Сван решает уйти из гостиной, накаляющейся от стрел. На столике – брызги от ежевики, выпавшей изо рта от смеха. В каждой щели – раздавленные жучки, ночные разговоры. Слишком много капканов. Но прежде чем сбежать, Сван тихо говорит матери:

– Ты устала, я не буду мешать, умирай.

Дуглас с Милли хором удивленно втягивают воздух. Такой звук издают, когда бьется что-то хрупкое и драгоценное.

Дейзи открывает глаза и глядит на сына. Она хотела бы сказать: «Я понимаю, я знаю тебя, Сван, я же тебя написала». Но боль накатывает. Голос, слова стали клейкой массой, облепившей ее существо. Она думает о ребенке, рожденном дождями, но и мысли теряются также.

– Я не это хотел сказать, – с досадой одергивает себя Сван.

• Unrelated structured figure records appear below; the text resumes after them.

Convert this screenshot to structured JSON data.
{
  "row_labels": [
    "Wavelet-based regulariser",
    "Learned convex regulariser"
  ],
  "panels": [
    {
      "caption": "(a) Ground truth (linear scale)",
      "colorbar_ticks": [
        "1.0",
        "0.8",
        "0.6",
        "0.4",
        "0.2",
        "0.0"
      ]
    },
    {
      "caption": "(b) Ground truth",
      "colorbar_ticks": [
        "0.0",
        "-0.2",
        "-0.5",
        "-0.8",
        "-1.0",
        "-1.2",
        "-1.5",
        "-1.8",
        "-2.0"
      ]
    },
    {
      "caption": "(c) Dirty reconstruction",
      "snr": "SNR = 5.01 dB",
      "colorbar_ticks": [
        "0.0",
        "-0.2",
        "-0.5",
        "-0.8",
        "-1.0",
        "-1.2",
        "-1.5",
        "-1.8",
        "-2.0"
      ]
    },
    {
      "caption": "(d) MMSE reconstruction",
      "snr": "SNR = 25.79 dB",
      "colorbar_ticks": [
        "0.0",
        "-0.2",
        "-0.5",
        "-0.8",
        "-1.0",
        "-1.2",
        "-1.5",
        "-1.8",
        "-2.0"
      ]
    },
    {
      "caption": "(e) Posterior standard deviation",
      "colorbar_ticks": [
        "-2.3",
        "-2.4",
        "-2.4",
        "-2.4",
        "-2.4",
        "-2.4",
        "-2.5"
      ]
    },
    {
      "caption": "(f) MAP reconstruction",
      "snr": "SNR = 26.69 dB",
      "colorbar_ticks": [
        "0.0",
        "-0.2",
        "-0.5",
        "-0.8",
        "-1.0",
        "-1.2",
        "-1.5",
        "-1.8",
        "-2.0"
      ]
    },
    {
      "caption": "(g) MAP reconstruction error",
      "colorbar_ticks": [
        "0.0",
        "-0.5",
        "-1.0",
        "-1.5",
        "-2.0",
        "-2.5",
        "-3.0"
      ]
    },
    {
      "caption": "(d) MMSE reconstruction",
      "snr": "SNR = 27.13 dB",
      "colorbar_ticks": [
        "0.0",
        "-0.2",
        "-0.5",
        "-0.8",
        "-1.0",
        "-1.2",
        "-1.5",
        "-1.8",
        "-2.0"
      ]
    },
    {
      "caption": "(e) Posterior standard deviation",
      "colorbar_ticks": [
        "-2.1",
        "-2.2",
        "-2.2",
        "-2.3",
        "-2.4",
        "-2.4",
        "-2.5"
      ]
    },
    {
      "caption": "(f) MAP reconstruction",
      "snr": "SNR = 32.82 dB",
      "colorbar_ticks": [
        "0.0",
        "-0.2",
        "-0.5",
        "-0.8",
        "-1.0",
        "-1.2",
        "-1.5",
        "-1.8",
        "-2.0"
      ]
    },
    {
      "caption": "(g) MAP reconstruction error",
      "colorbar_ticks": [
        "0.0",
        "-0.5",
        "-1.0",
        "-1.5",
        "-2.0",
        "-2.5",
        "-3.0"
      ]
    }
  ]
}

Однако именно это он и хотел сказать. Пауки соскребывают краску. Он видит, как они стараются. Он хотел бы запрятать их обратно. Сбежать от той жизни, которую они прожили вместе. Оставить мать одну. Сбежать от смертного ложа, которое уже начинает смердеть даже по ту сторону террасы. Удрать. Ничего не взяв с собой. Ни мать, ни отца, ни уж тем более сына. Сбежать подальше от своих мыслей, своей плоти и остаться одному. По-настоящему. Не в том одиночестве, из которого надо возвращаться на ужин или идти по чужим стопам. «Никого снаружи, никого внутри», – думает он. Не будь рядом Дугласа и Милли, он был бы уже далеко. Куда проще быть трусом, когда нет свидетелей. Дальше он, конечно, не пускает мысль, потому что знает, что там. Чем больше он размышляет о чем-то, тем больше вязнет. А он ничему не должен позволять пустить в себе корни.

Дуглас делает к нему шаг.

– Вали, – приказывает Сван.

Друзья вглядываются друг в друга, ища потаенную истину, старинный уговор. Из тех нерушимых союзов, какие заключают два маленьких мальчика на школьном дворе. С клятвами вроде: «Друзья до смерти, в смерти и после смерти!» Но их дружба рассыпалась в то чертово субботнее утро, в 10:40 на площади Сен-Бейтс. С тех пор между друзьями детства не осталось почти ничего, кроме горечи и непонимания. И еще желания расквасить другому лицо, чтобы тот наконец образумился. Но при всей враждебности Сван поспешил за Дугом, едва увидел на носилках обезумевшую мать. Инстинкт. Тот же, что заставил Дугласа бежать в дом пятьдесят четыре по Уолтонскому проезду.

– Ты оглох? Вали, говорю! – рычит Сван.

Несмотря на Дейзи и грядущие страшные дни, Дуглас слушается. «Это в последний раз», – клянется он себе.